A mio parere solo un diverso ordine sociale, con la fine del pensiero unico liberista, può ridare speranze e prospettive. Impariamo a coltivare una nuova utopia, lungo quel percorso costruiremo un mondo migliore.
Anch’io spero che la politica riesca un bel dì ad affrontare e a porre rimedio alla questione del lavoro che si perde o che non c’è.

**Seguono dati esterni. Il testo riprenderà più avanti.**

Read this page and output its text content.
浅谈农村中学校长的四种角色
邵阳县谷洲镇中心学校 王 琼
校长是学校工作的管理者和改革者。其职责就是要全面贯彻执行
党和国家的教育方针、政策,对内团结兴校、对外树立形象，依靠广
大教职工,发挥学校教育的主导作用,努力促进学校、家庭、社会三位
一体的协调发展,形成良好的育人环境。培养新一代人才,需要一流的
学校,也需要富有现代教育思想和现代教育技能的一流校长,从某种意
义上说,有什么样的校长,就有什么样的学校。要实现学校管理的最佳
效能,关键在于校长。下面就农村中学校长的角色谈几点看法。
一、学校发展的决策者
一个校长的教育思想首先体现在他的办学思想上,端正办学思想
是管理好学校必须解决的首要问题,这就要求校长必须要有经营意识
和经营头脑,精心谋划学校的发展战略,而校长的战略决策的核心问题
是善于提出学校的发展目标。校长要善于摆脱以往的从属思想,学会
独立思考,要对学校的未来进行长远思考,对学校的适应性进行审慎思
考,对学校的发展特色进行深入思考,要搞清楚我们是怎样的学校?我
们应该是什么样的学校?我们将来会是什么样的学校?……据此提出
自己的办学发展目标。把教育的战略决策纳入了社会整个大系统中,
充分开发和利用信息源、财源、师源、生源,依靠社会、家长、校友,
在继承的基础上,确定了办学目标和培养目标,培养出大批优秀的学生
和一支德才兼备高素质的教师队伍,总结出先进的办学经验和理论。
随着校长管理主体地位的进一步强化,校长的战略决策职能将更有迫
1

Il miracolo poi sarebbe completo se, oltre a garantire lavoro per tutti, si riuscisse anche ad esserne soddisfatti e appagati perché il lavoro che si svolge è proprio quello adatto a noi; e la prospettiva di andare in pensione da decrepiti non costringesse le case farmaceutiche ad arricchirsi smisuratamente per smerciare antidepressivi e ansiolitici che plachino le angosce degli schiavi del lavoro.
A distanza di anni , la situazione economica e sociale del Paese è talmente cambiata che, giustamente il lavoro è diventato il bisogno primario, quello che, quando lo perdi, ti ruba tutti i sogni ancora in volo, seppellendoli per sempre se hai superato la soglia dei cinquanta. Non posso che aggiungere malinconicament e che senza dubbio il testo della canzone rivisitato da PG pùo assurgere da canzone simbolo del riflusso degli anni '80 e '90 ad inno forte intergenerazion ale ,simbolo della nuova lotta di rivendicazione
per un diritto al lavoro non più scontato, tutto da inventare.